そんなことを話し合ってるうちに《月詠の泉》に帰ってきた。さすがに疲れている二人は足早に中に入っていく。入ってすぐに受付にいたクレールが声をかけてきた


「おうエリアにシーアちゃん、おかえり!」


「クレールさん...ただいま!」


「ただいま戻えりました」


「初クエストはどうだった?ま、さすがにあっさりと行っただろう?」


「いえ、それが...選んだクエストがなかなか大変なもので...」


「危うく死ぬとこでしたね...」


「お前らそんな危険なことしてたのか...とにかく無事に帰ってきてよかったよ。疲れてるだろ?飯作ってやるよ。食いたいもんを言え!なんでも作ってやる!」


「いいんですか!?じゃあ僕はハンバーグ!」


「私はミートパスタをお願いします」


「おう!待ってな、すぐ作ってやるよ」


クレールは奥の厨房に入っていった。

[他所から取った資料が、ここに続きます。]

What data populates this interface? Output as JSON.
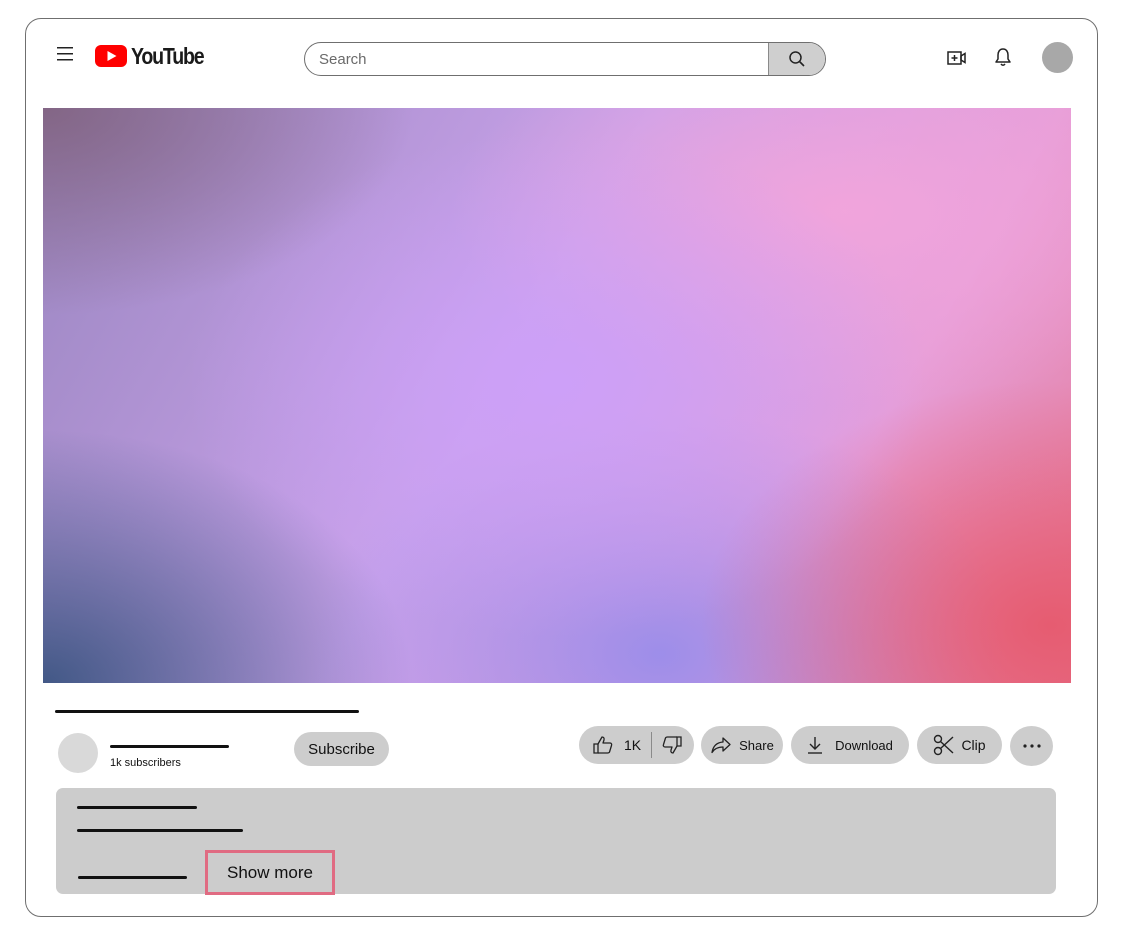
{
  "header": {
    "logo_text": "YouTube",
    "search_placeholder": "Search",
    "icons": [
      "menu-icon",
      "youtube-play-icon",
      "search-icon",
      "create-video-icon",
      "bell-icon",
      "account-avatar"
    ]
  },
  "channel": {
    "subscribers": "1k subscribers",
    "subscribe_label": "Subscribe"
  },
  "actions": {
    "likes": "1K",
    "share_label": "Share",
    "download_label": "Download",
    "clip_label": "Clip"
  },
  "description": {
    "show_more_label": "Show more"
  },
  "colors": {
    "logo_red": "#ff0000",
    "pill_bg": "#cdcdcd",
    "description_bg": "#cccccc",
    "highlight_border": "#e06b82"
  }
}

ようやく二人は落ち着いてロビーにある椅子に腰をかけた


「シーア、今日はお疲れ様。助かったよ」


「いえ、こちらこそエリアさんがいてよかったです」


「また一緒にクエストに行こうね。今度は簡単なヤツ」


「はい、是非また。しっかり依頼書を見ましょうね」


ロビーには笑いが響いている。そしてそのタイミングでクレールさんから料理ができたと伝えられる。明日は楽しく冒険できればいいな。二人はそんなことを考えながら料理が待つ食堂へと足を運んでいった。